Cancer-associated fibroblasts (CAFs) interact with tumor cells in the tumor microenvironment (TME), enhancing glycolysis in CAFs and tumor malignancy. However, the regulatory mechanisms between hepatoblastoma (HB) cells and CAFs are unclear. This study aimed to elucidate the crosstalk mechanism between HB cells and CAFs and identify a new therapeutic target for HB. Exosomes were successfully extracted from Huh-6/HepG2 cells, and hepatic stellate cells (LX2) were treated with conditioned medium or exosomes from these cells. We found that HB cells may stimulate the differentiation of LX2 cells into CAFs through exosomes and enhance histone lactylation. Additionally, HB cell exosome-derived fatty acid synthase (FASN) promoted the transformation of LX2 cells into CAFs and histone lactylation.
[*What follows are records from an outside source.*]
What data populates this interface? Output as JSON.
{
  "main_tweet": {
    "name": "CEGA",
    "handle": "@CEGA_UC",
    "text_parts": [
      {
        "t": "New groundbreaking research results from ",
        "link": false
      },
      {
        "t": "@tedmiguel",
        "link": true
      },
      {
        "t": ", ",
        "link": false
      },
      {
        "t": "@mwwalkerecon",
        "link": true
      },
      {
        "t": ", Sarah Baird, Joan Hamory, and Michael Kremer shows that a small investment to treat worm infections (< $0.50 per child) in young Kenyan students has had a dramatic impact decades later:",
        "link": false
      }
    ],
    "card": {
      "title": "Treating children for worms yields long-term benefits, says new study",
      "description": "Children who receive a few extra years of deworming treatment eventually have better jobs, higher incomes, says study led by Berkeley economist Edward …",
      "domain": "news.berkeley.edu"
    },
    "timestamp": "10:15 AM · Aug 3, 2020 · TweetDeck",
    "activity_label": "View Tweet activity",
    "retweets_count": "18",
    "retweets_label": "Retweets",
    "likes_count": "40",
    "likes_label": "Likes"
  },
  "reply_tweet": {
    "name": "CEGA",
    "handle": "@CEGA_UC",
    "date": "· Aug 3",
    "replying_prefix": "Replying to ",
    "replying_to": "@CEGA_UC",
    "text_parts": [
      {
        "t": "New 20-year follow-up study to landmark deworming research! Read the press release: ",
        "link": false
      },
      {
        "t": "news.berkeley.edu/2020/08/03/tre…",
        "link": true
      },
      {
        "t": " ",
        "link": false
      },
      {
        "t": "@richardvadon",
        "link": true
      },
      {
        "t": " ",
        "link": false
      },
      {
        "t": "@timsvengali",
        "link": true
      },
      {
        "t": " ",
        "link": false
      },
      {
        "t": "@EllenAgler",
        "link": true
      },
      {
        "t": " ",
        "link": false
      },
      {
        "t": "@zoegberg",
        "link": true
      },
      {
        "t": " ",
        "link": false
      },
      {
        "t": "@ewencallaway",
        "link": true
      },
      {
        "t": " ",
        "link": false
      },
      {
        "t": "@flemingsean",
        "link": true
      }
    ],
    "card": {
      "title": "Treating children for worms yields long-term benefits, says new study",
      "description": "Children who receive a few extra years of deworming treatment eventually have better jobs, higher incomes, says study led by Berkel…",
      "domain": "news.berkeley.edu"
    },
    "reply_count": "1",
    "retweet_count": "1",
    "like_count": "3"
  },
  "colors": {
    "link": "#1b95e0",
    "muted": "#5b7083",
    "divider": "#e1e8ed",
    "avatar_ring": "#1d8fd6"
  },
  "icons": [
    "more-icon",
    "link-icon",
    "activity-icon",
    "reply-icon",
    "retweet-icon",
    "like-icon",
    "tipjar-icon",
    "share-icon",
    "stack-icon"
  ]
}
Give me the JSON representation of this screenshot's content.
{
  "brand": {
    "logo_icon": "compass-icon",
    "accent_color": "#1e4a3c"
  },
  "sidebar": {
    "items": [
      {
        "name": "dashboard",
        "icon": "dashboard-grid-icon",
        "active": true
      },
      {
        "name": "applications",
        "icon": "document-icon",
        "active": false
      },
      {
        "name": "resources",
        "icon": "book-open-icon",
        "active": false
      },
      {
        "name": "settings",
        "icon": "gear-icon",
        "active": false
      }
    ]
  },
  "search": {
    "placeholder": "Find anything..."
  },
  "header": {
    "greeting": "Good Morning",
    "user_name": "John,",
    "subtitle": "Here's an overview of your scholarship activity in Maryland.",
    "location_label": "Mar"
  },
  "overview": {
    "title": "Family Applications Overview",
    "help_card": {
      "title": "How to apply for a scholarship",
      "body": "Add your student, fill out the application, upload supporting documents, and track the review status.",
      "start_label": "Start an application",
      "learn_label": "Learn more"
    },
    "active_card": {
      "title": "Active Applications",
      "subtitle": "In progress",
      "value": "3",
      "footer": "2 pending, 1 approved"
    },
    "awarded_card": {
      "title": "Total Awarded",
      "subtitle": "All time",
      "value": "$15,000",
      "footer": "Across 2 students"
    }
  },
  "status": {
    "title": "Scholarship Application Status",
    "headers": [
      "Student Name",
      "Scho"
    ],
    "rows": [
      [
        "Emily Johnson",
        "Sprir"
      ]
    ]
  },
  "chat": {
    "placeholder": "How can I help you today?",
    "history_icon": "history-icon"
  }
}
Mechanistically, FASN affected the transformation of LX2 cells into CAFs and histone lactylation by regulating hexokinase 2 (HK2). FASN regulated HK2 stability by competitively combining with MARCHF1. Activated fibroblasts promoted HB progression by secreting CXCL1/CXCL5. In vivo experiments have demonstrated that HB cell exosome-derived FASN affected the transformation of LX2 cells into CAFs and histone lactylation. Clinical sample analysis revealed that FASN protein expression was significantly positively correlated with the levels of HK2, lactate, and H3K18la, thereby validating the clinical relevance of this regulatory pathway. In conclusion, HB-derived exosomal FASN affected the transformation of LX2 cells into CAFs by regulating the stability of HK2 and mediating histone lactylation, providing novel insights into the crosstalk between HB cells and CAFs and highlighting exosomal FASN as a potential therapeutic target for HB.